PARIS (May. 10)
Michel Rocard, a moderate Socialist supporter of Israel, was named France’s new prime minister Tuesday by President Francois Mitterrand.
Rocard, a 58-year-old economist, replaces Jacques Chirac, who tendered his resignation Tuesday afternoon after losing in his presidential bid against Mitterrand on Sunday.
As prime minister, Rocard will be in charge of running France’s day-by-day affairs and implementing foreign policy decisions, which will remain, however, the personal responsibility of the president.

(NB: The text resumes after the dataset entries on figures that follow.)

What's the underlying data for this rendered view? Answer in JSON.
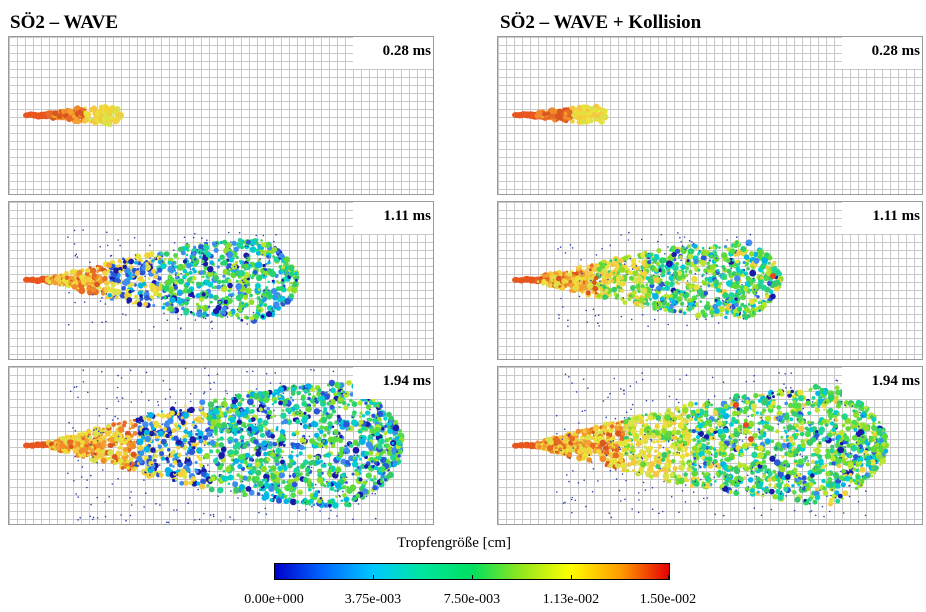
{
  "columns": [
    {
      "title": "SÖ2 – WAVE",
      "left_profile": "wave"
    },
    {
      "title": "SÖ2 – WAVE + Kollision",
      "left_profile": "collision"
    }
  ],
  "time_labels": [
    "0.28 ms",
    "1.11 ms",
    "1.94 ms"
  ],
  "legend": {
    "title": "Tropfengröße [cm]",
    "ticks": [
      "0.00e+000",
      "3.75e-003",
      "7.50e-003",
      "1.13e-002",
      "1.50e-002"
    ],
    "colors": [
      "#0000cc",
      "#0066ff",
      "#00c8ff",
      "#00e6a0",
      "#00e060",
      "#8ee61e",
      "#ffff00",
      "#ff9900",
      "#e60000"
    ]
  }
}
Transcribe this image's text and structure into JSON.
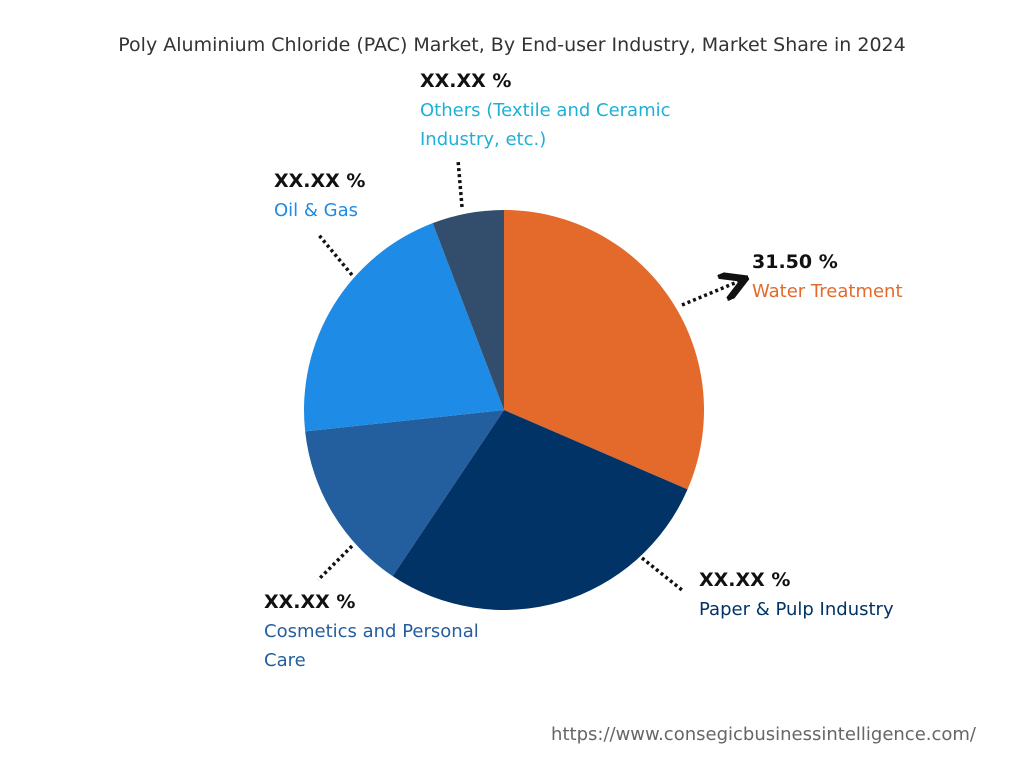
{
  "chart_data": {
    "type": "pie",
    "title": "Poly Aluminium Chloride (PAC) Market, By End-user Industry, Market Share in 2024",
    "categories": [
      "Water Treatment",
      "Paper & Pulp Industry",
      "Cosmetics and Personal Care",
      "Oil & Gas",
      "Others (Textile and Ceramic Industry, etc.)"
    ],
    "values": [
      31.5,
      27.9,
      13.9,
      20.9,
      5.8
    ],
    "value_labels": [
      "31.50 %",
      "XX.XX %",
      "XX.XX %",
      "XX.XX %",
      "XX.XX %"
    ],
    "colors": [
      "#e36a2b",
      "#023366",
      "#235f9f",
      "#1e8be6",
      "#324e6c"
    ]
  },
  "source": "https://www.consegicbusinessintelligence.com/"
}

Rocard is expected to appoint another moderate Socialist as foreign minister: either Jacques Delors, currently president of the European Community Commission, or Lionel Jospin, outgoing secretary-general of the Socialist Party.
Rocard, a Protestant in an overwhelmingly Catholic country, is the son of a world-famous physicist who was also an anti-Nazi resistance fighter during the German occupation of France. After joining the Socialist Party in the late 1960s, Rocard helped found the United Socialists, a party to the left of the Socialists.
At the time he was known for his pro-Palestinian views. In recent years, especially after he rejoined the Socialist Party in 1973, Rocard has undergone a metamorphosis in much of this thinking, including his views on the Middle East.
He has visited Israel half a dozen times and met with many Israeli leaders. Last Saturday, on the eve of the presidential vote, he conferred for close to two hours with the Israeli ambassador to France, Ovadia Sofer.
Israeli officials welcomed his nomination and believe that he will contribute to establishing still closer relations between the two countries.